ALFF results. In the DMN area, ALFF was significantly lower during swallowing tasks than during non-swallowing tasks. In contrast, ALFF in the medial thalamus, right anteromesial temporal lobe, and left inferior semilunar lobule of the cerebellum were significantly higher. Statistical significance was set at FDR-corrected p < 0.05. ALFF, amplitude of low-frequency fluctuations; DMN, default mode network; FDR, false discovery rate.

Figure 5

Network analysis of age and BOLD signal change during swallowing. During the 12-min tasks, the BOLD signals of the DMN areas were more positively correlated with age, whereas the BOLD signals of both lateral precentral gyri, postcentral gyri, and insular cortices declined with normal aging.

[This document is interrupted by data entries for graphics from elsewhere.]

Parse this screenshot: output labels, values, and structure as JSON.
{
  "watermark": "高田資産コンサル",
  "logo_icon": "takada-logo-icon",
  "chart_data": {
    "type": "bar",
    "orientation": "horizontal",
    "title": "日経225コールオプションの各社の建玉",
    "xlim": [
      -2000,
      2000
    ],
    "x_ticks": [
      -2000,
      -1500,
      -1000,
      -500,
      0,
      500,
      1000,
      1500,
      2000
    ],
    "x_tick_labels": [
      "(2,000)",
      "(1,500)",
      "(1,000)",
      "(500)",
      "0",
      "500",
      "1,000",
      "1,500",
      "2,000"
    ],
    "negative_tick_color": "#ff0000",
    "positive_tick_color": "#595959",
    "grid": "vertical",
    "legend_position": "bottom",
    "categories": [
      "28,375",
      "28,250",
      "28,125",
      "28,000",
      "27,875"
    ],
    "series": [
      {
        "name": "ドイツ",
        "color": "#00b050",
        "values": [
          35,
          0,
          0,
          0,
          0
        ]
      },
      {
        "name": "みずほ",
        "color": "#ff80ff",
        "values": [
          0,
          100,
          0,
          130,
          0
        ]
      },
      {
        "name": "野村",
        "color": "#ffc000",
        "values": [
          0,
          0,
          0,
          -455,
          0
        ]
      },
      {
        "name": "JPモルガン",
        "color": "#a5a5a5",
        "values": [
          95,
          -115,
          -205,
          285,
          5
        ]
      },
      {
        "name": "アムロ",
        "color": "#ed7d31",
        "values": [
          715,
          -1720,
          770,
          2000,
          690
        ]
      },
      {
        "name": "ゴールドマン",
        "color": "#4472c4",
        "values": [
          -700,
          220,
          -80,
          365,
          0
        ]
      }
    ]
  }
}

The BOLD signal changes in the ICA and PCA showed similar patterns, although PCA more clearly demonstrated involvement of the DMN. ROI-based network analysis (right panel) suggests age-related decline of the BOLD signal in motor and insular areas, but strengthened networks in DMN areas such as the medial prefrontal, posterior cingulate cortices, dorsal superior frontal, angular gyri, and temporal pole. The color bar depicts t-values. Statistical significance was set at FDR-corrected p < 0.05. BOLD, blood oxygen level-dependent; DMN, default mode network; ICA, independent component analysis; PCA, principal component analysis; ROI, region of interest; FDR, false discovery rate.